L’empereur lui-même, que son royaume de Bourgogne mettait en relation fréquente avec le sud de la France, avait fait connaissance avec cette poésie à la cour de Béranger, et y avait pris tant de goût qu’il s’y exerça et composa ce dixain connu :
Plas mi cavalier Francez
E’la donna Cathalana, etc., etc.
Depuis lors fleurirent dans ce pays des poètes sans nombre, réunissant souvent dans une seule et même personne le chanteur, l’instrumentiste et le compositeur, quelquefois se partageant les rôles, et comme les abeilles de fleur en fleur portent la poussière fécondante, ils portaient leurs chansons de château en château, réjouissant les esprits et les portant à les imiter. L’Italie parcourue en tous sens par des armées de croisés, en relation continuelle avec les Germains dans leurs expéditions militaires et leurs voyages à Rome, possédant elle-même un si riche fonds poétique, ne pouvait pas rester sans voix quand une voix pleine de vie résonnait si près d’elle. Surtout alors la Lombardie était, ainsi qu’aujourd’hui, comme un pont qui conduisait en France ou en Allemagne. Les jongleurs sillonnaient le pays et y répandaient leurs chants comme une semence de poésie. Dans un tenson entre le troubadour Raimbaud de Vaqueiras, et Albert, marquis de Malespin, ce dernier argumente contre le premier :
Mas vos ai vist cen vetz per Lombardia
Anar a pe a ley de croy joglar.
« Ne t’ai-je pas vu cent fois courir la Lombardie à pied, comme un misérable jongleur » (Raynouard, choix des poés. orig. des troub. VII, p. 193). Et les semences que répandaient ces jongleurs prenaient d’autant plus facilement racine, qu’alors l’italien, le provençal, l’espagnol et les autres dialectes latins se rapprochaient beaucoup plus qu’aujourd’hui, à tel point qu’en 1217 ce même Raimbaud pouvait composer une chansonella dont les différentes strophes étaient en provençal, en toscan, en français, en gascon et en espagnol, et qui vraisemblablement était comprise de la plupart des auditeurs. L’Italie, sur laquelle venaient se confondre les flots d’harmonie qui montaient du Nord lombard, devait se joindre à ce chœur que tant de voix faisaient résonner dans toute l’Europe.

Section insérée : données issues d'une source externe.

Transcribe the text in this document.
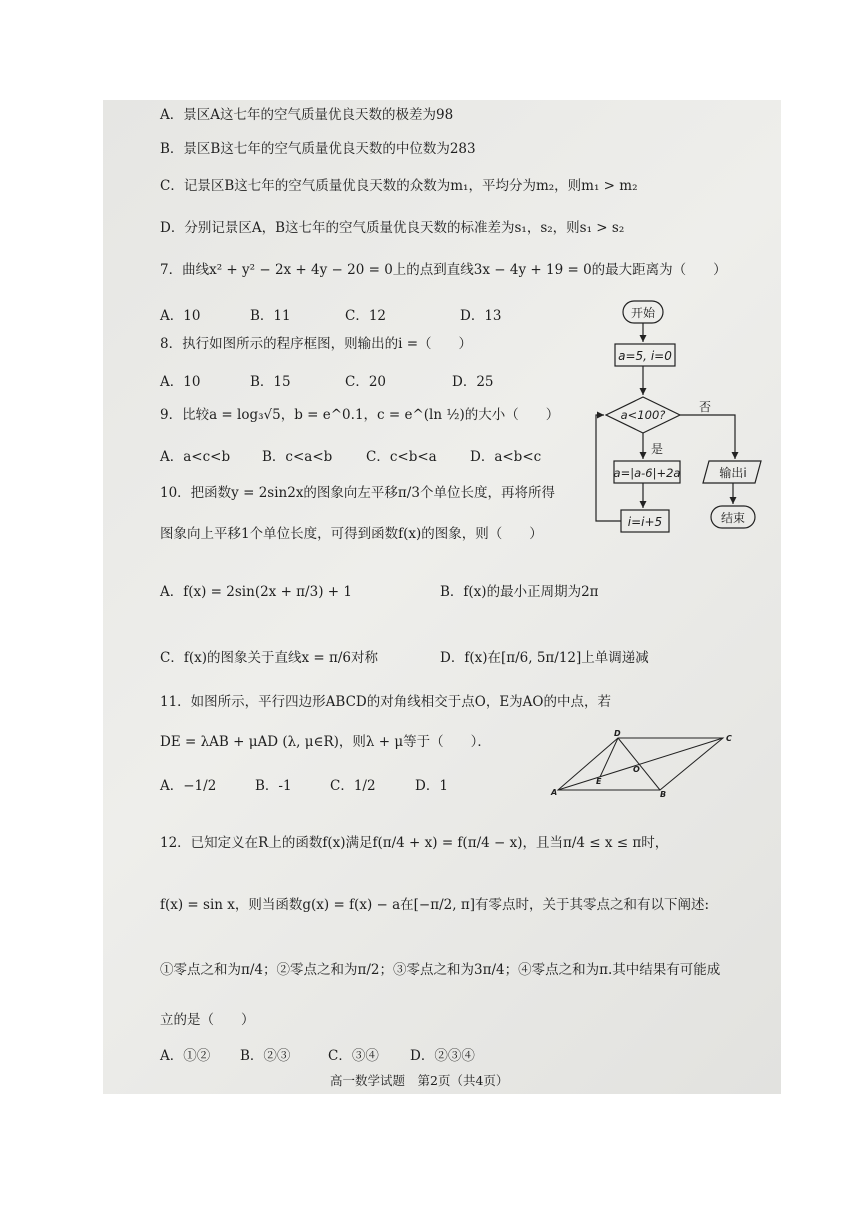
A．景区A这七年的空气质量优良天数的极差为98
B．景区B这七年的空气质量优良天数的中位数为283
C．记景区B这七年的空气质量优良天数的众数为m₁，平均分为m₂，则m₁ > m₂
D．分别记景区A，B这七年的空气质量优良天数的标准差为s₁，s₂，则s₁ > s₂
7．曲线x² + y² − 2x + 4y − 20 = 0上的点到直线3x − 4y + 19 = 0的最大距离为（　　）
A．10	B．11	C．12	D．13
8．执行如图所示的程序框图，则输出的i =（　　）
A．10	B．15	C．20	D．25
9．比较a = log₃√5，b = e^0.1，c = e^(ln ½)的大小（　　）
A．a<c<b B．c<a<b C．c<b<a D．a<b<c
10．把函数y = 2sin2x的图象向左平移π/3个单位长度，再将所得
图象向上平移1个单位长度，可得到函数f(x)的图象，则（　　）
A．f(x) = 2sin(2x + π/3) + 1	B．f(x)的最小正周期为2π
C．f(x)的图象关于直线x = π/6对称	D．f(x)在[π/6, 5π/12]上单调递减
11．如图所示，平行四边形ABCD的对角线相交于点O，E为AO的中点，若
DE = λAB + μAD (λ, μ∈R)，则λ + μ等于（　　）．
A．−1/2	B．-1	C．1/2	D．1
12．已知定义在R上的函数f(x)满足f(π/4 + x) = f(π/4 − x)，且当π/4 ≤ x ≤ π时，
f(x) = sin x，则当函数g(x) = f(x) − a在[−π/2, π]有零点时，关于其零点之和有以下阐述:
①零点之和为π/4；②零点之和为π/2；③零点之和为3π/4；④零点之和为π.其中结果有可能成
立的是（　　）
A．①② B．②③	C．③④ D．②③④
高一数学试题　第2页（共4页）
开始
a=5, i=0
a<100?
否
是
a=|a-6|+2a
i=i+5
输出i
结束
D
C
E
O
A	B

Ce mouvement des esprits s’était aussi fait sentir à Assise, situé sur la route qui conduit du nord à Rome ; et Bernadone n’y était point resté étranger. Fils d’un riche négociant, il dirigeait avec succès le commerce de son père ; mais doué d’un esprit vif, d’un caractère aimable, généreux jusqu’à la prodigalité, d’une tournure gracieuse, d’une figure noble, il possédait en même temps la courtoisie des classes élevées dont sa classe était loin d’être exclue. Ayant pour société plusieurs amis de même caractère, il mena avec eux, jusqu’à sa vingt-cinquième année, au milieu des festins, des ris et des chansons, une vie joyeuse mais non dissolue ; car lors même qu’il vivait au milieu des plaisirs il ressentait déjà de temps à autre le souffle de cet esprit qu’il était prédestiné à répandre. Les chants qui résonnaient à la table de la joviale troupe étaient sans doute des chansons d’amour et des sirventes provençaux. François, comme nous l’apprennent ses biographes, comprenait le français (Histor. trium soc. c. 10) et il aimait à le parler, quoiqu’il ne le parlât pas très couramment ; lorsqu’il se mit à Rome parmi les mendiants, il demandait l’aumône en cette langue comme il le fit plus tard pour ses trois églises. Après sa conversion, il traversait un jour une épaisse forêt où il chantait à voix haute les louanges de Dieu en français ; des voleurs lui ayant demandé qui il était, il se nomma le héraut de Dieu. Il chantait souvent des chansons provençales, mais sur des sujets religieux. Plusieurs troubadours ont composé des poésies de ce genre ; ainsi, parmi les contemporains du saint, Foulquet de Marseille, dont Raynouard nous donne les deux morceaux : Senher Dieus que fezist Adam, et Vers Dieus, el Votre nom e de Sancta Maria ; Perdigon, de qui est le beau chant à Marie : Verges en bon hora ; Raimbaud, de Vaqueiras : Ta hom pres ni dezeret, etc., et une infinité d’autres. Plus tard François visita le pays de ces poètes, envoyé par Innocent III pour convertir les Albigeois, comme nous l’apprend Nostradamus, p. 167 ; seulement celui-ci se trompe lorsqu’il rapporte ce voyage à l’année 1205, tandis qu’il eut lieu réellement entre 1213 et 1217.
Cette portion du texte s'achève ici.